Repairs are estimated to price Broadland District Council round £640,000 in complete.

But Stuart Clancy, cupboard member for financial growth, mentioned it was not simply Broadland which had an curiosity in bridge upkeep on each routes.

He urged approaching Norfolk County Council and North Norfolk District Council in regard to sharing the prices.

While Broadland owns a part of the Marriott’s Way route as much as the western aspect of the bridge in Attlebridge, the remainder is owned by the county council.

Mr Clancy mentioned: “I’m fairly certain Norfolk County Council wouldn’t wish to see Marriott’s Way end the place the bridge ends.

“There is an element of cost sharing.”

Cabinet members have been informed footbridge in Hoveton additionally wanted to be eliminated and changed, costing round £120,000.

The construction gives protected entry to the centre of the village from the primary line station, however is quickly deteriorating.

Despite the bridge being owned by Broadland, it’s inside North Norfolk’s jurisdiction.
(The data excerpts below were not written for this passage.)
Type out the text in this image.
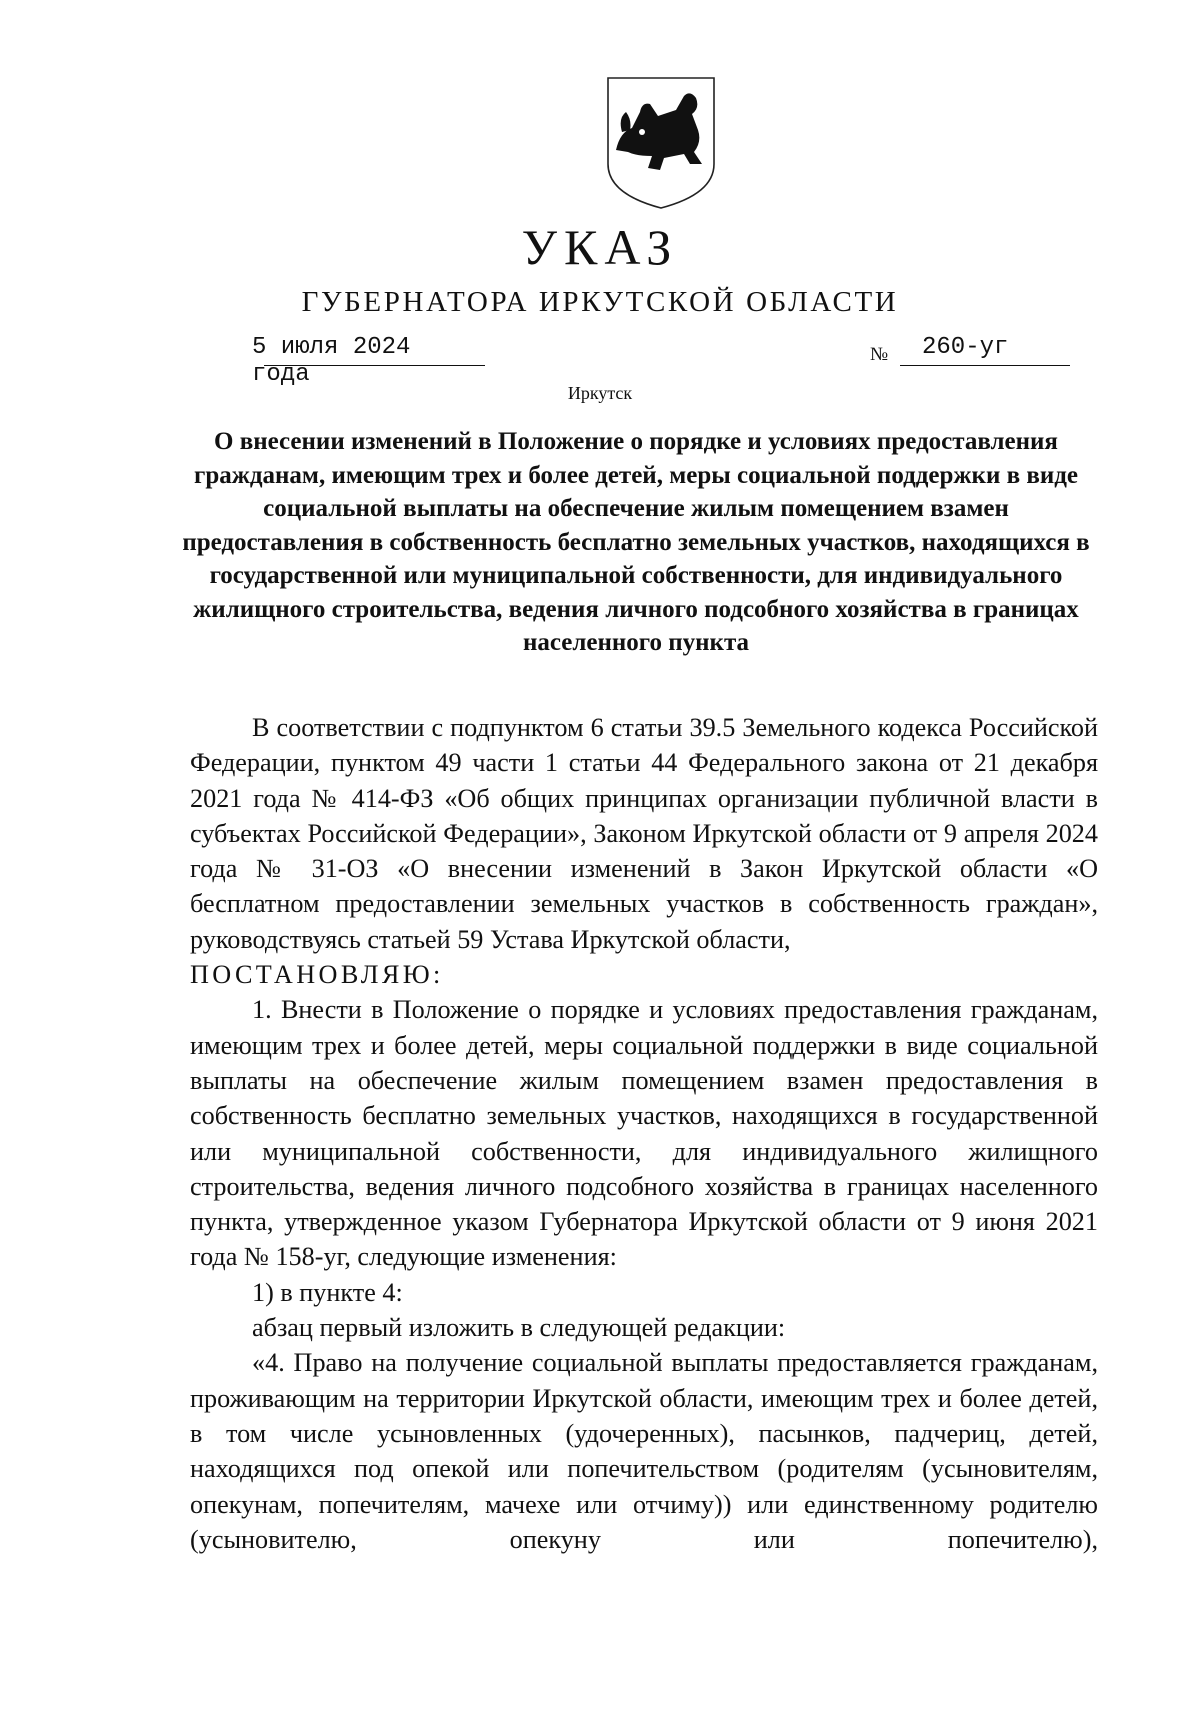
УКАЗ
ГУБЕРНАТОРА ИРКУТСКОЙ ОБЛАСТИ
5 июля 2024 года
№ 260-уг
Иркутск
О внесении изменений в Положение о порядке и условиях предоставления гражданам, имеющим трех и более детей, меры социальной поддержки в виде социальной выплаты на обеспечение жилым помещением взамен предоставления в собственность бесплатно земельных участков, находящихся в государственной или муниципальной собственности, для индивидуального жилищного строительства, ведения личного подсобного хозяйства в границах населенного пункта

В соответствии с подпунктом 6 статьи 39.5 Земельного кодекса Российской Федерации, пунктом 49 части 1 статьи 44 Федерального закона от 21 декабря 2021 года № 414-ФЗ «Об общих принципах организации публичной власти в субъектах Российской Федерации», Законом Иркутской области от 9 апреля 2024 года № 31-ОЗ «О внесении изменений в Закон Иркутской области «О бесплатном предоставлении земельных участков в собственность граждан», руководствуясь статьей 59 Устава Иркутской области,

ПОСТАНОВЛЯЮ:

1. Внести в Положение о порядке и условиях предоставления гражданам, имеющим трех и более детей, меры социальной поддержки в виде социальной выплаты на обеспечение жилым помещением взамен предоставления в собственность бесплатно земельных участков, находящихся в государственной или муниципальной собственности, для индивидуального жилищного строительства, ведения личного подсобного хозяйства в границах населенного пункта, утвержденное указом Губернатора Иркутской области от 9 июня 2021 года № 158-уг, следующие изменения:

1) в пункте 4:

абзац первый изложить в следующей редакции:

«4. Право на получение социальной выплаты предоставляется гражданам, проживающим на территории Иркутской области, имеющим трех и более детей, в том числе усыновленных (удочеренных), пасынков, падчериц, детей, находящихся под опекой или попечительством (родителям (усыновителям, опекунам, попечителям, мачехе или отчиму)) или единственному родителю (усыновителю, опекуну или попечителю),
Mr Clancy added: “I appreciate they [the councils] might not willingly say ‘thank you very much, here is the money’, but they do have an interest in these bridges.”

Major repairs embody re-waterproofing, restore of girders which have rusted, and re-painting iron and metal members to forestall future rusting.

Cabinet members

Broadland owns 24 bridges alongside each of the previous railway traces.

Cabinet members agreed that extra correct costing have been wanted for the excessive precedence repairs.